Wednesday, February 27, 2008

Canada in Afghanistan - holding the line

If you haven't shaken the hand of a Canadian in the last year and told them how proud you are of their Nation and their military, then shame on you.

Canada is a great friend and though they are not quite at the same level as we are (mostly due to a culture of UN type operations, 20 years of bare-boned defense budgets, and a Left elite that hates anything that smacks of their brothers south of the Great Lakes), but they have turned-to and are fighting for the West better than any of our Allies outside the mother we share, Britain.

Though the minority Tory government of PM Harper just received the support from the Center-Left Liberals, Canada is close to leaving Afghanistan because the help they thought their Continental Allies would provide in the South has not been coming. Due in a large part to the new, mature view in Sarkozy's France, there may be a new way to help. Being that the rest of NATO refuses to Cowboy-up, two articles
here and here outline a little Franco-American shuffle that will fill the gap in addition to the 3,200+ USMC coming to the South and West this spring.
France may send hundreds of ground troops to eastern Afghanistan, where NATO-led forces are fighting insurgents backed by Al Qaeda, Le Monde reported Tuesday.

It said the move would be part of a new Afghan policy being worked out by President Nicolas Sarkozy and his advisers.

A French presidential spokesman declined to confirm or deny the newspaper report. “The president has not made a decision,” he said. “We are in discussion with our partners, inside NATO but not exclusively.”

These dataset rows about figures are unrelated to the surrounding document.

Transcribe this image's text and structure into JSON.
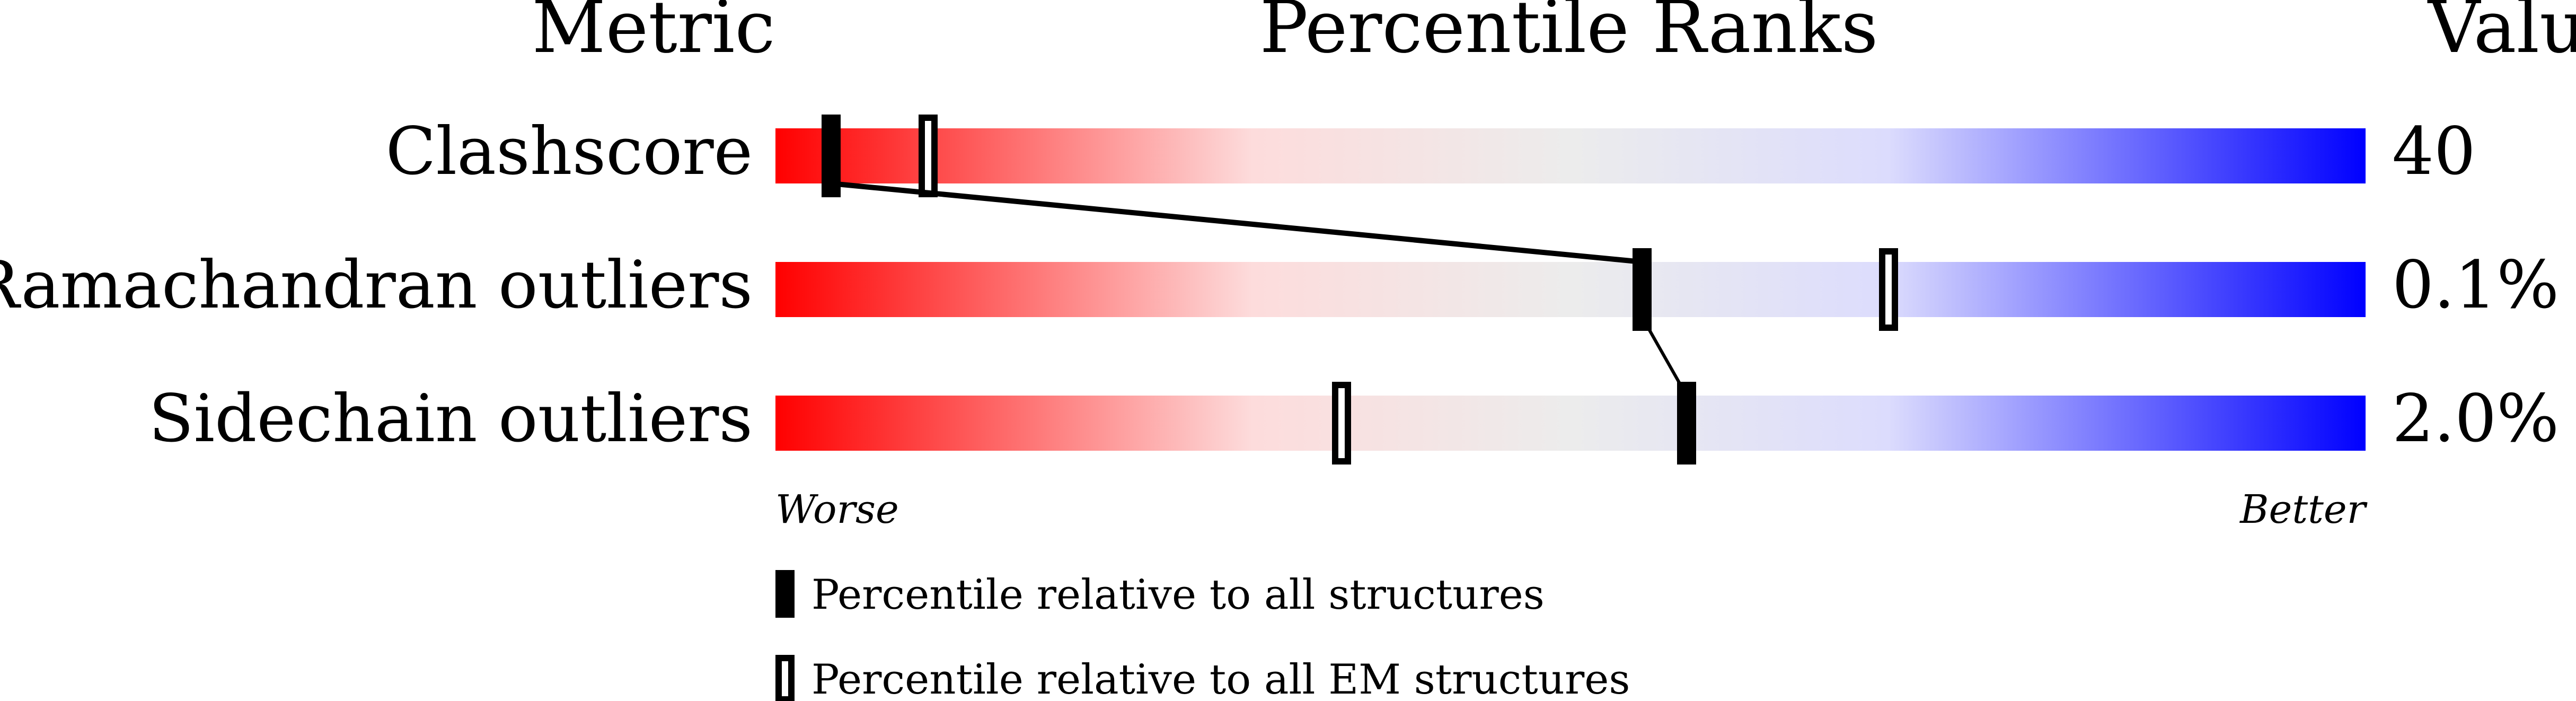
{
  "chart_data": {
    "type": "percentile-slider",
    "headers": {
      "metric": "Metric",
      "ranks": "Percentile Ranks",
      "value": "Value"
    },
    "xlim": [
      0,
      100
    ],
    "axis_labels": {
      "left": "Worse",
      "right": "Better"
    },
    "gradient_colors": [
      "#ff0000",
      "#eeeeee",
      "#0000ff"
    ],
    "rows": [
      {
        "metric": "Clashscore",
        "value": "40",
        "percentile_all": 3.5,
        "percentile_em": 9.6
      },
      {
        "metric": "Ramachandran outliers",
        "value": "0.1%",
        "percentile_all": 54.5,
        "percentile_em": 70.0
      },
      {
        "metric": "Sidechain outliers",
        "value": "2.0%",
        "percentile_all": 57.3,
        "percentile_em": 35.6
      }
    ],
    "legend": [
      {
        "marker": "filled",
        "label": "Percentile relative to all structures"
      },
      {
        "marker": "open",
        "label": "Percentile relative to all EM structures"
      }
    ]
  }
}
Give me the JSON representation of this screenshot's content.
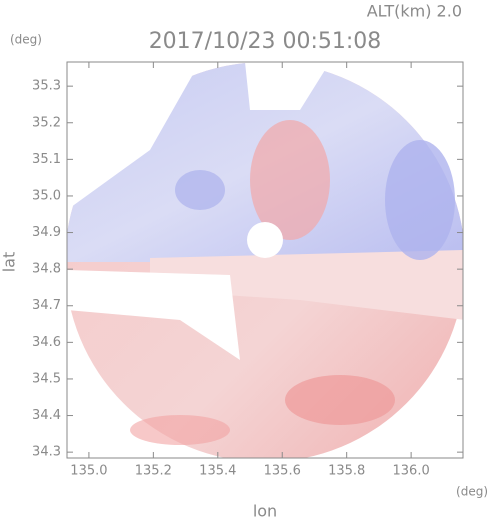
{
  "chart_data": {
    "type": "image",
    "title": "2017/10/23 00:51:08",
    "subtitle": "ALT(km) 2.0",
    "x_label": "lon",
    "y_label": "lat",
    "x_unit": "(deg)",
    "y_unit": "(deg)",
    "xlim": [
      134.932,
      136.161
    ],
    "ylim": [
      34.284,
      35.366
    ],
    "xticks": [
      {
        "value": 135.0,
        "label": "135.0"
      },
      135.2,
      135.4,
      135.6,
      135.8,
      {
        "value": 136.0,
        "label": "136.0"
      }
    ],
    "yticks": [
      34.3,
      34.4,
      34.5,
      34.6,
      34.7,
      34.8,
      34.9,
      {
        "value": 35.0,
        "label": "35.0"
      },
      35.1,
      35.2,
      35.3
    ]
  }
}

France has about 1,900 soldiers under NATO’s Afghan command, most of them based in relatively calm Kabul, and Le Monde said the fresh troops would be deployed outside the capital.

“Their destination would be zones of potentially fierce fighting, preferably the eastern region of Afghanistan close to the tribal areas of Pakistan,” it said.

Early last year, France withdrew 200 special forces soldiers who had been operating under United States command in Afghanistan, but Le Monde said France was now expected to sanction the return of the special forces. About 50 remained to train Afghan commandos.

Under the plan, the deployment of French soldiers to the east would free United States forces there to help Canadian troops fighting insurgents in the south.
BZ to France. Let's watch and see, but with France moving forward and Canada standing-fast, NATO might just do the right thing at the last minute.